Наука зависит от властей, хочешь не хочешь; но лучше бы не зависела. Прислушиваются ли власти к ученым? Прислушиваются, конечно, и даже в каких-то случаях используют их рекомендации, но более известны примеры пренебрежения мнением работников науки… Академические экономисты постоянно жаловались, что их советы Госплану и политическому руководству редко принимались во внимание не только в застойный период, но и потом.

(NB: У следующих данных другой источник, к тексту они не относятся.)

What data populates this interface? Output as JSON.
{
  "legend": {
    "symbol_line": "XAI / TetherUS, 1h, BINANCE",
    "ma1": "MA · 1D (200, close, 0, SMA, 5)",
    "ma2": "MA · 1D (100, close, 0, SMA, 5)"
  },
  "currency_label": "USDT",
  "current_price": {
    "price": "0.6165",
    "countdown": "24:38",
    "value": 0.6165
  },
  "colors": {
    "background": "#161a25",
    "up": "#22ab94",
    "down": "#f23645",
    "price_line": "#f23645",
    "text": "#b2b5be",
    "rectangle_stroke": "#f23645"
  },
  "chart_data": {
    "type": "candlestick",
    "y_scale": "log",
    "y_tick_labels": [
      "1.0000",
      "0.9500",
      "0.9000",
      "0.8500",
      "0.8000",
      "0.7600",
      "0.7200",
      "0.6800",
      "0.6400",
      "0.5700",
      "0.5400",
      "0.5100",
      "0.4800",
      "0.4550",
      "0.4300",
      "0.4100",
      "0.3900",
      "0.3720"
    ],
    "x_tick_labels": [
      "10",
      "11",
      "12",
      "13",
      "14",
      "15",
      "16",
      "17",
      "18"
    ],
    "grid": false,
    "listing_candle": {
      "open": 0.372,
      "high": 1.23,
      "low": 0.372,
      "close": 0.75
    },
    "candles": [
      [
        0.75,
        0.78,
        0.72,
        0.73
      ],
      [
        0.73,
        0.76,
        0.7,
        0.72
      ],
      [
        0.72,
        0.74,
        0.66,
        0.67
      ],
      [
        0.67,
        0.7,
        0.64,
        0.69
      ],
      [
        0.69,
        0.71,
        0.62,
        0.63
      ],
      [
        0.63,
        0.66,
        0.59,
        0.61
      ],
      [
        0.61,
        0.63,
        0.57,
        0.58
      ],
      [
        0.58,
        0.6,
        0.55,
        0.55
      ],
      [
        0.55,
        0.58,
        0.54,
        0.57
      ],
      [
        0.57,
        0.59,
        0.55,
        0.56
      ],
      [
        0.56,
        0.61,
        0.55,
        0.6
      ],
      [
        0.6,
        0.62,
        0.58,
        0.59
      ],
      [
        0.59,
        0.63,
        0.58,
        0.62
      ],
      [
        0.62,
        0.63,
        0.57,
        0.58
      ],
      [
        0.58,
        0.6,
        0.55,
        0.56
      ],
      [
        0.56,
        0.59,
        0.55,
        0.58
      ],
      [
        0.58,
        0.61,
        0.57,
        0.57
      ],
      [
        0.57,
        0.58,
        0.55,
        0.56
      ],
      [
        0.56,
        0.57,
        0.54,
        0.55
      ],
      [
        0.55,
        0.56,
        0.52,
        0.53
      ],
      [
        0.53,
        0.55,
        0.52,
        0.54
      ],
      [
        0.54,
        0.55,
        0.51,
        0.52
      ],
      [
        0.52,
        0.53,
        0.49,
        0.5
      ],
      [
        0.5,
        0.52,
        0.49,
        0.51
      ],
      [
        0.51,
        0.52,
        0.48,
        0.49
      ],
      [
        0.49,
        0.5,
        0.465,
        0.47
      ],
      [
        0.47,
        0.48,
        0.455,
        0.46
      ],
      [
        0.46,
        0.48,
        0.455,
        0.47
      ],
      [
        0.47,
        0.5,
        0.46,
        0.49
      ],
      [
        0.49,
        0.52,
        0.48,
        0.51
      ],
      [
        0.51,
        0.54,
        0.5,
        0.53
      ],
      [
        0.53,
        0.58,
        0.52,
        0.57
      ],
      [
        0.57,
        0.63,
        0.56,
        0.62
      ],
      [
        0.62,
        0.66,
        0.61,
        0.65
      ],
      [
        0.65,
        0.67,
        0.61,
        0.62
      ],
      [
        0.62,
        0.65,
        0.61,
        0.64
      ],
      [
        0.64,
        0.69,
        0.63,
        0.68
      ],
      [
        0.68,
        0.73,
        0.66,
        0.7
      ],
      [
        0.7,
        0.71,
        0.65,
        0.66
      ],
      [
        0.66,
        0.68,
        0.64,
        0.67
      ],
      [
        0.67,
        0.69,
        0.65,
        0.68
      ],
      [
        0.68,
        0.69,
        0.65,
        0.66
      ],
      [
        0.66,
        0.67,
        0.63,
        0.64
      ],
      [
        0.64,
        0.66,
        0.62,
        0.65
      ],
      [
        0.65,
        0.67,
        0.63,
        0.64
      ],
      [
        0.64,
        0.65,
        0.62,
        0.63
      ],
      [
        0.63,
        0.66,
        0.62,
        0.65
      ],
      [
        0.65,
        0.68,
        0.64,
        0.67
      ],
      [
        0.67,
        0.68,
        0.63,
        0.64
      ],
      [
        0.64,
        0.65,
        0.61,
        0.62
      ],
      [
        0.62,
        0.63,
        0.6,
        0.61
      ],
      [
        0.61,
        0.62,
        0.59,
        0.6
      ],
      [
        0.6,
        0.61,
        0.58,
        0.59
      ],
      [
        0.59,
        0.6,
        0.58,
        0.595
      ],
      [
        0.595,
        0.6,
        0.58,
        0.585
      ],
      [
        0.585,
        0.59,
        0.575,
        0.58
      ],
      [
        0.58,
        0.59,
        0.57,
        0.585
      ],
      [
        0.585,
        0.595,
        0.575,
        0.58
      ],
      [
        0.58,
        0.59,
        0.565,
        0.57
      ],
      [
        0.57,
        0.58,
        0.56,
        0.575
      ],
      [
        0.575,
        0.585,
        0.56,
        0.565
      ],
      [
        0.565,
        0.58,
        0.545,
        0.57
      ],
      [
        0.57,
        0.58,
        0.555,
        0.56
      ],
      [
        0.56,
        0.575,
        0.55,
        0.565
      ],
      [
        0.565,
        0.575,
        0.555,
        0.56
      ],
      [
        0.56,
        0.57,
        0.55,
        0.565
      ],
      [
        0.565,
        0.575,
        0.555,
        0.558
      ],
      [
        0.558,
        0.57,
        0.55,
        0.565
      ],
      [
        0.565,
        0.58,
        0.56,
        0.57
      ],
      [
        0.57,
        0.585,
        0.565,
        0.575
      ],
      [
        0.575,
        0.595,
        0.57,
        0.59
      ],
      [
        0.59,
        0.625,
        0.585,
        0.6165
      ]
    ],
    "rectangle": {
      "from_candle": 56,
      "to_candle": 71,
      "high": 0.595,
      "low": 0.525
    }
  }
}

Дело не только в зависимости науки от власти, хотя эта зависимость всегда была, да и сейчас еще остается. Были же времена, и не только сто пятьдесят лет назад, когда исследовательская мысль была зажата в полном почти соответствии с мнением М. Е. Салтыкова-Щедрина: „…Всего натуральнее было бы постановить, что только те науки распространяют свет, кои способствуют выполнению начальственных предписаний“. Дело еще и в том, что за десятилетия этой самой зависимости от партийных указаний в какой-то мере было утрачено понимание самими учеными необходимости открытости, смелости в суждениях, уважения к мнению оппонента, понимание того, что наука, говоря словами Чехова, как таблица умножения, не имеет национальных границ».